The Hunger Games Age Appropriateness
My 10-year-0ld, PickyKidPix, read The Hunger Games series against my wishes though it’s not like I’m going to go ballistic over something like reading! It’s just that I would have preferred for her to wait, even a year, so that she would get more out of it. No such luck. She challenged her table mates to a reading race. Pretty soon half of her class was powering through the series much to the chagrin of her teacher, who agreed with me about waiting, even half a year.
But an amazing thing happened. Because ALL her friends were now reading the book, it was easy to play The Hunger Games. Parts were doled out, and districts were defined. I have no idea what they actually did, but there seemed to be sticks converted to swords and hand to hand mock combat.
But … by acting out the movie, their outdoor recess play became a kind of book club! You really can’t hate that!
The Hunger Games trilogy by Suzanne Collins. Technically, this series is considered YA or Young Adult with an age recommendation of 12 and up. Click on image of book to check it out at Amazon.
With the movie a highly anticipated event, she knew my rules for PG-13 have always been that if you read the book (and thus know the pl0t), you can see the movie. She masterminded a trip to opening weekend with two of her friends, and they all delighted in seeing the movie. No one, apparently, was scared. In fact, it seemed to rev up their Hunger Games role-playing even more.
When her 3rd grade friend, age 9, wanted to see the movie and invited her and her older sister along, she was as horrified as I was.
9 YEARS OLD? DIDN’T READ the BOOK?
What is this world coming to? She was adamant that her friend was too young to see the movie. The cutoff, she was convinced, was conveniently 10 years old (and she is newly 10 years old herself). Plus, she thinks you HAVE to read the book first.
Against her advice, her younger friend went to the movie with her mother and with my oldest (a.k.a. Music Lovers) who is 12 and in 6th grade. Music Lovers read the Hunger Games series four times but finds certain movies quite scary. She loved the Harry Potter series, for example, but wanted to watch the final movie in the comfort of the small screen TV at home. She knows herself and is right to set limits for herself.
But here’s the kicker. The 3rd grader loves scary movies. It’s her thing. She wasn’t scared at all. My oldest had to leave the movie a few times, texting the mom friend to make sure certain scenes were done before returning. The 3rd grader was forced to tag along to accompany my oldest but was not perturbed by the movie.
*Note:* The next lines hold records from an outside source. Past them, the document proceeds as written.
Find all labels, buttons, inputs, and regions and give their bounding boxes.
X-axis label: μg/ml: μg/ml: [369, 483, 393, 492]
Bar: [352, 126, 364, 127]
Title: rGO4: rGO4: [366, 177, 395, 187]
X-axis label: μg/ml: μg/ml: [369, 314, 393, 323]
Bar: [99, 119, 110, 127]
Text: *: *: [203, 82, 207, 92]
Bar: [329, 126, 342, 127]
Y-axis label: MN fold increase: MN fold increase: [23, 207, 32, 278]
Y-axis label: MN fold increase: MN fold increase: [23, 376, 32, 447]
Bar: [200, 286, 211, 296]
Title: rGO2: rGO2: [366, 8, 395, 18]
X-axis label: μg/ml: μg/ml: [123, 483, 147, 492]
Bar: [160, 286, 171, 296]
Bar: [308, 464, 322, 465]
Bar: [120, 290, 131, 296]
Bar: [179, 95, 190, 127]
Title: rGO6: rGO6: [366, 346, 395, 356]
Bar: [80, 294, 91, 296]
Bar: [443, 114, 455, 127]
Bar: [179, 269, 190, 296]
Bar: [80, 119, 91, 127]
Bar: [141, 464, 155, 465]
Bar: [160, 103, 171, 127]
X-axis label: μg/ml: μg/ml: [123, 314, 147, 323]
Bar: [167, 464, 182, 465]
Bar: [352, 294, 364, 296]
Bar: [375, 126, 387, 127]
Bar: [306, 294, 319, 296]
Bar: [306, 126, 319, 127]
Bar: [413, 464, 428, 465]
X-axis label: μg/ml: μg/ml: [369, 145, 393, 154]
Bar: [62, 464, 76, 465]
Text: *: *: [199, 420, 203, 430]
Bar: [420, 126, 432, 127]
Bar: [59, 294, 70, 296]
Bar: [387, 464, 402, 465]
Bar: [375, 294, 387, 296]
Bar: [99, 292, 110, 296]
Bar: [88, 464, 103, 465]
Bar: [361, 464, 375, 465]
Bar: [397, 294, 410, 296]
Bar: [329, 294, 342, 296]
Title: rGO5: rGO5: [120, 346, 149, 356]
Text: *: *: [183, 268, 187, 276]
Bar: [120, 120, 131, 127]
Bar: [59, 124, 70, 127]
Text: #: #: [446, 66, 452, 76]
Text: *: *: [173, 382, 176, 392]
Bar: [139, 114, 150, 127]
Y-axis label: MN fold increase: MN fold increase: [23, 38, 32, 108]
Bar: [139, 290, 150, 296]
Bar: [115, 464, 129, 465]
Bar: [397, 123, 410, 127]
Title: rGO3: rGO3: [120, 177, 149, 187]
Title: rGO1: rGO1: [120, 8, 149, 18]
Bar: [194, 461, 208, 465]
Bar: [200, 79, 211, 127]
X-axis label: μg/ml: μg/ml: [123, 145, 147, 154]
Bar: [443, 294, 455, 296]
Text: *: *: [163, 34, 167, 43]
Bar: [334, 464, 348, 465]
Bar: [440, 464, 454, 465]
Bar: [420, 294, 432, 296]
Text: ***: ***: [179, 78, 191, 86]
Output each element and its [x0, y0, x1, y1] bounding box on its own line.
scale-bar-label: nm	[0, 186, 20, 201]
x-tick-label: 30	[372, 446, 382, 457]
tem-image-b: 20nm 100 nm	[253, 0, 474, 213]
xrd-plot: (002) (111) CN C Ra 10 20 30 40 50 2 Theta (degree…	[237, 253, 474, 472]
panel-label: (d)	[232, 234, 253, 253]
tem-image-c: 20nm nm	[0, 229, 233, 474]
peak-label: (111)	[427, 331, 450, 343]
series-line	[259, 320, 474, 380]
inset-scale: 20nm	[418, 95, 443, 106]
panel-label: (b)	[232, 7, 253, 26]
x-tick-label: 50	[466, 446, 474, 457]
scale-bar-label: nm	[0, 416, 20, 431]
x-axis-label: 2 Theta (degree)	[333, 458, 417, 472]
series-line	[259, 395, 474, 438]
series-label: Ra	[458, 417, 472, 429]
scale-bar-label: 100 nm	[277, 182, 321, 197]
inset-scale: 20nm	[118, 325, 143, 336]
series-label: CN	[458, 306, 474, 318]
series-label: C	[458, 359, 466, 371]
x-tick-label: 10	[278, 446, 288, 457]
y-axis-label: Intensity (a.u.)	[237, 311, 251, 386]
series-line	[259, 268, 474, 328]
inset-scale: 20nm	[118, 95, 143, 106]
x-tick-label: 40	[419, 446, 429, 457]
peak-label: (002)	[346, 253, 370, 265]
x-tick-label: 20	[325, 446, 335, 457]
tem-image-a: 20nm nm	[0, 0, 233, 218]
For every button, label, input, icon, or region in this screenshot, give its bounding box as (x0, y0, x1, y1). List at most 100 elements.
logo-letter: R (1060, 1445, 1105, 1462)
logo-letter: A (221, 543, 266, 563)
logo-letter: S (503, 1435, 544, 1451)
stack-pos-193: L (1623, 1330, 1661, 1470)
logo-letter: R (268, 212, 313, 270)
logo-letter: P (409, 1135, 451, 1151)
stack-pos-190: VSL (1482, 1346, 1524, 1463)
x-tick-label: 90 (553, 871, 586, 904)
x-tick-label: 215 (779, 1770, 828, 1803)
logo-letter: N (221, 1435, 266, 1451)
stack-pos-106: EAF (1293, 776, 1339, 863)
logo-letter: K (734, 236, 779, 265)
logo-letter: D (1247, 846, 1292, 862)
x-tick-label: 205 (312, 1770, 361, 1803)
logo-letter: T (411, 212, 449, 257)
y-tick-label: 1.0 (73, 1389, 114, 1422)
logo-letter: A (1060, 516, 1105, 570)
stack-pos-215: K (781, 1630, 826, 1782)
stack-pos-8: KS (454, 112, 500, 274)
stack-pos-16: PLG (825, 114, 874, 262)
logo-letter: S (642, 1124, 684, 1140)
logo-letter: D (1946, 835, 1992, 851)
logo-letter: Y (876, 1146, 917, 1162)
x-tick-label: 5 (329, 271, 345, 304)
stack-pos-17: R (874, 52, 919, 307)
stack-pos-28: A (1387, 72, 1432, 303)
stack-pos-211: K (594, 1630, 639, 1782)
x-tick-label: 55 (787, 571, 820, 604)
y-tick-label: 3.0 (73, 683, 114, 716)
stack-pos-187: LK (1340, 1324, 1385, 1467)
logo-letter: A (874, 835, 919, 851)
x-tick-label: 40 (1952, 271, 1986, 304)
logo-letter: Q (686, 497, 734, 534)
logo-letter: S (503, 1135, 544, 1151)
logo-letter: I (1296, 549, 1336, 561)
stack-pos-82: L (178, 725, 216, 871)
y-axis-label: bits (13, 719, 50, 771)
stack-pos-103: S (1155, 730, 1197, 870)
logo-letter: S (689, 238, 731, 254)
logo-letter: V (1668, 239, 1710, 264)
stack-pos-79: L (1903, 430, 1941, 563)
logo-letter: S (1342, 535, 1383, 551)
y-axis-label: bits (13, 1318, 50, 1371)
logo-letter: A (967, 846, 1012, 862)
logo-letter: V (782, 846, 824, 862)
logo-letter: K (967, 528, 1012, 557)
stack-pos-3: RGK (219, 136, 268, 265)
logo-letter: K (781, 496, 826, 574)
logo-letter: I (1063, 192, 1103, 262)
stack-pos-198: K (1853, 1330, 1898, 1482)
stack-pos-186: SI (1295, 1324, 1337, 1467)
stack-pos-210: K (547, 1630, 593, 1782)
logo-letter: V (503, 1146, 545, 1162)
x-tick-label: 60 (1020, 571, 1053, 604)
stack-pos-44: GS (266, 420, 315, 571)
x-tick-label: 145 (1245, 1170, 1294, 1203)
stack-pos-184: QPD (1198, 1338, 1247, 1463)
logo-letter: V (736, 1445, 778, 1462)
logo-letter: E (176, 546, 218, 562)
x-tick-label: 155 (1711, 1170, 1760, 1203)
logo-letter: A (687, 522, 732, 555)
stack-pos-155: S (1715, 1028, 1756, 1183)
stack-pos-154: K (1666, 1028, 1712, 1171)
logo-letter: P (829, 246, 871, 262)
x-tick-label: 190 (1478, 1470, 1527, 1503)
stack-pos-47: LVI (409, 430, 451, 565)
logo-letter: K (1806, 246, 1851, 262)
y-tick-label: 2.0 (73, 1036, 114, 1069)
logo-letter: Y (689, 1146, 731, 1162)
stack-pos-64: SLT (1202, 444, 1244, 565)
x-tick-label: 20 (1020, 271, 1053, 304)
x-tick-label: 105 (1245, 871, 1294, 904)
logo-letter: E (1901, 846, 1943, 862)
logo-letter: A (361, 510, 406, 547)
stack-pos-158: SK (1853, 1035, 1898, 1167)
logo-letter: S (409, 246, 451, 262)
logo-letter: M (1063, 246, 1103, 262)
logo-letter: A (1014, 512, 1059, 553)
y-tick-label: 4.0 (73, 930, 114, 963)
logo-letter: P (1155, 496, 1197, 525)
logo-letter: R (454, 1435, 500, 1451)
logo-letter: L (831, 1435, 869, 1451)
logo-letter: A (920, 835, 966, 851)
Perhaps it was because my daughter had such vivid images of the books from her multiple readings that though the movie scene was more tame, she felt more.
And, as it turns out, all the 3rd graders at our elementary school have seen the movie. And loved it. As for my 6th grader, she wants to see it again. And she’ll really enjoy it the second go round!
How about you? What do you think? What has been your experience? I find it comforting to have this Read and Play Community to share my anxiety about this movie. There was such great feedback from parents that confirmed my thought that age appropriateness for scary movies is a kid by kid decision. We parents do know our kids best, and sometimes, even kids know where their comfort level lies.
Like most parenting decisions, there is no right or wrong. The biggest irony of all is that The Hunger Games is too scary for me. I tried to read it but I found the violence of kids killing kids in a totalitarian government to be too upsetting. Too real for me. It’s one merely a reality TV show away for North Korea to become The Hunger Games.
At the end of day, I am grateful to The Hunger Games for igniting kids’ imaginations. Any book series that makes kids excited to read is fine by me. As long as I don’t have to read it myself since I’m the only one who will have nightmares!